What do you think kids should be learning to prepare them for adult life?
If we really wanted kids to be prepared for an adult life full of accomplishments and freedom, we’d teach them that overcoming obstacles is the route to success, not hiding under your blankie. Never have I seen it so well said than in this essay by a combat veteran Marine.
If you were designing a course for life for kids stepping into adulthood, what would that course teach? Disaster preparedness? How to handle your finances? How to budget? Home economics? Shop? It seems that none of these things is included in education anymore, and we’re sending kids out into the world completely unprepared, deeply in debt, and unable to find employment.
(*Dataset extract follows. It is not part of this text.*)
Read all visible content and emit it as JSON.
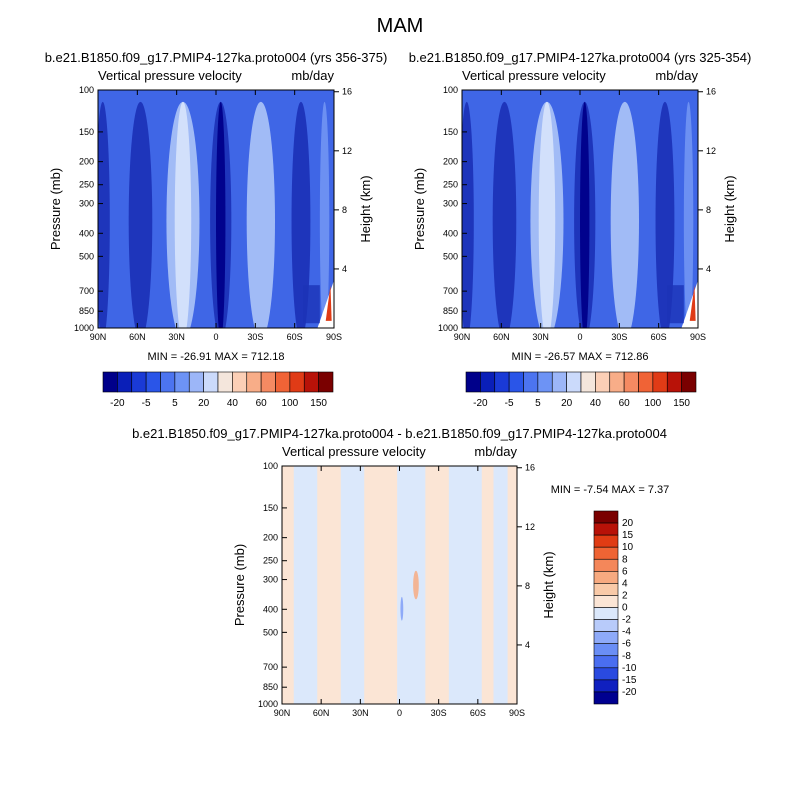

No longer do youngsters seek adventure and live to tell the tale (at least not without someone getting arrested or taken away by CPS). Helicopter parenting and “higher education” are lowering the thresholds of common sense and, well, cajones. These coddled, wimpy kids could be the sensitive future leaders of our country, an alarming thought at best.
The course at Frostburg is a refreshing change from the tripe we’re seeing in the news from other colleges. I would much rather send my kids to a place where the headline is “University Teaches Survival Skills” than one that says “University Creates Safe Spaces for Word-Wounded Students.”